In conclusion, we have demonstrated spectrally selective IR absorption with a triple-layer MIM nanocavity structure while non-selective absorption with a thin Cr film. Occurrence of absorption peaks and dips in the MIM were explained with the electric field intensity localization with respect to the wavelength and the position of the device. It has been shown that the more electric field intensity placement in the lossy material causes enhanced power absorption while the less electric field intensity in the lossy material causes suppressed absorption. Therefore, we can manipulate IR emissive properties by controlling the electric field localization with proper design of ultra-thin lossy films either like MIM nanocavity for spectral selectivity or ultra-thin film for uniform selectivity purposes.

Methods

Finite-Difference-Time-Domain (FDTD) Simulations

Absorbed power and electric field intensity in our structures and their spectral response were calculated using commercial software from Lumerical Solutions.

Transfer Matrix Method (TMM) Calculations

The field within each layer could be treated as superposition of forward-traveling (transmitted) and backward-traveling (reflected) wave with wave number k and a transfer matrix could represent the propagation through interface or within medium.

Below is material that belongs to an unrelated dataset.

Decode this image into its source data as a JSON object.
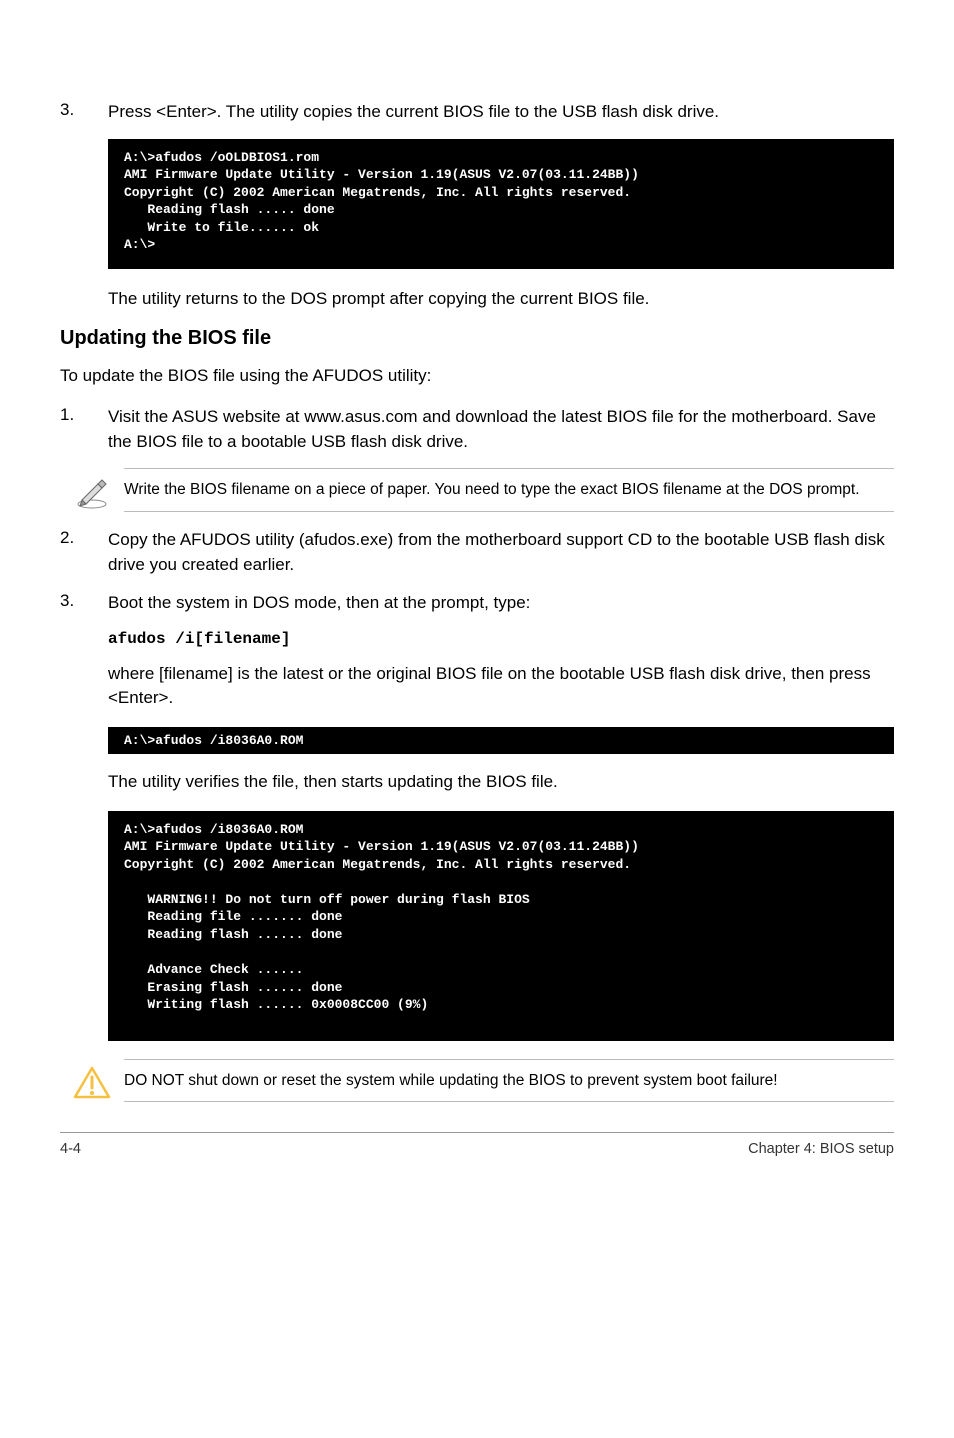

By cascading the transfer matrix for each layer the whole system transfer matrix can be obtained, from which one could derive the transmittance T(λ) and reflectivity R(λ) of the structures.

Fabrication of the Structures

For the MIM structure, 100 nm Au was deposited on double side polished sapphire substrate. Then, 590 nm Poly(methyl methacrylate) (PMMA) layer was spin coated over the Au layer. Finally, 6 nm Cr was deposited on double side polished sapphire substrate (for thin Cr film) and on PMMA for the MIM.

Optical Measurements

Experimental reflection measurements of both structures were carried out using an infrared microscope (Bruker Hyperion 2000) and the Fourier transform infrared (FTIR) spectrometer (Bruker Vertex 70) with liquid nitrogen cooled mercury cadmium telluride and near-IR source. Reflected light was collected using Hyperion 2000 IR microscope with a 15× magnification objective and a numerical aperture of 0.4. For the calibration of the reflection measurement, we first collected the reflection from a reference gold mirror between 1 and 6 μm. Measured reflection from the samples was then calibrated using the reflection spectra of the gold mirror. Experimental transmission of thin Cr films was measured using Fourier transform infrared (FTIR) spectrometer (Bruker Vertex 70) equipped with a room temperature triglycine sulfate (DTGS) detector. We did not measure transmission of the MIM because it has an optically thick 100 nm Au bottom metal, which prevents the light transmission.